Declaring NOx an insignificant precursor would have let the state avoid new emission “controls that we didn’t think would benefit attainment for PM2.5,” Boothe said. Tighter ozone standards subsequently issued by EPA require the state to impose regulations similar to those needed to reach PM2.5 attainment levels, she said, so “there was no point to continue trying to win EPA over from our point of view.”

Despite months of back and forth with the EPA, though, Boothe did not drop the report until after she met with the attorney general’s office. E-mails show that Boothe and other top DAQ staff met with Bernstein Sept. 9, 2008, to discuss the report. Two days later, George Bridgers, a meteorologist for DAQ, e-mailed Boothe and Sheila Holman, who at the time was DAQ planning section chief, to ask if the project was dead. Boothe and Holman replied yes.

Asked what occurred in the meeting, Boothe said the lawyers never pressured her to drop the report. “They were fine if we wanted to (conclude NOx) insignificance as long as we could answer some of their questions,” she said.

She said the lawyers asked how to respond to questions that might crop up in the legal case. Cooper filed petitions under Section 126 of the federal Clean Air Act asking the federal government to force TVA and neighboring states to comply with North Carolina’s strict 2002 Clean Smokestacks Act targeting emissions from coal-fired power plants. DAQ’s report concluded that regulations curbing NOx would have little effect on the formation of potentially harmful small-particle emissions. That conclusion could undermine the state’s lawsuit.

In the meeting, Boothe said she had an “epiphany” that it would be best to drop the report entirely. Doing so would “satisfy EPA (and) it would satisfy the concern that the attorney general’s office may have had,” she said.

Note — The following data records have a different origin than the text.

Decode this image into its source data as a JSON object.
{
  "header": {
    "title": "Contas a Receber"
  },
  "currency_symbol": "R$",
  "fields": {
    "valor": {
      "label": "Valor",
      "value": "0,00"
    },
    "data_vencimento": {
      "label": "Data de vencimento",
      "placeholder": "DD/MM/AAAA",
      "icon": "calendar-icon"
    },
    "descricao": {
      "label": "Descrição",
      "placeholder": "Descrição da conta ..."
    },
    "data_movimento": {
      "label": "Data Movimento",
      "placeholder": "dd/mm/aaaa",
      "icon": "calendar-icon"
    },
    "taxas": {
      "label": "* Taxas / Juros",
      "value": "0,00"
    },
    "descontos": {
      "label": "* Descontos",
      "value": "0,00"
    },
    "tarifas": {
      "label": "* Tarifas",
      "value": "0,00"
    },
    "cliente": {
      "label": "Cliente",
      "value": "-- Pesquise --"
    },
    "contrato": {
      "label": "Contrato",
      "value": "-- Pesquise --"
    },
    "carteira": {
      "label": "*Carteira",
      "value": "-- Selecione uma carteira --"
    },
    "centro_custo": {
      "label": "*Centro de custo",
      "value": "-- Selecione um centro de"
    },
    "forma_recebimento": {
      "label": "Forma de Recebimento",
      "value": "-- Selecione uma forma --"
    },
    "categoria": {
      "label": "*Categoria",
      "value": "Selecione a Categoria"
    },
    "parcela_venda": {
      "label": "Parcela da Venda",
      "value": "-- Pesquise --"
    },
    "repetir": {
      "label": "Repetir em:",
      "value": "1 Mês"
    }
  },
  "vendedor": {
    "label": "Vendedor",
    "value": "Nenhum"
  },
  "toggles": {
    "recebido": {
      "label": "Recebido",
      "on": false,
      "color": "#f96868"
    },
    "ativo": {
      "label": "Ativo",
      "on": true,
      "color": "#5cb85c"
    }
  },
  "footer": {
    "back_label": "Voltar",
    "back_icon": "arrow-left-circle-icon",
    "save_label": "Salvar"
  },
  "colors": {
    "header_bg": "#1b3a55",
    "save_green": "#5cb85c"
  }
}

If DAQ had proceeded with the report, the agency would have had to implement controls for “a range of things,” said DAQ public information officer Tom Mather. “The most overriding would have been the transportation conformity issues to show that NOx emissions from cars aren’t creating a problem,” he said, in addition to “controls on factories to reduce NOx.”

Keith Overcash, director of DAQ, and Holman declined to be interviewed for this article.

Schwartz report

DAQ’s finding that NOx is an insignificant precursor was correct, said Joel Schwartz, an environmental consultant and visiting fellow for the American Enterprise Institute. The attorney general’s conclusion was not.

“NOx does help form PM2.5 by getting turned into ammonium nitrate,” Schwartz said. “However, it’s (a) minor PM2.5 contributor in the eastern half of the U.S.”

A research report written by Schwartz last year disputed Cooper’s argument that emissions reductions from TVA would diminish health risks to residents of western North Carolina. It argued that neither NOx nor sulfur dioxide emissions from TVA’s power plants are harmful, “even at levels 10 times greater than are ever found in the air Americans breathe.”

David N. Bass is an associate editor of Carolina Journal.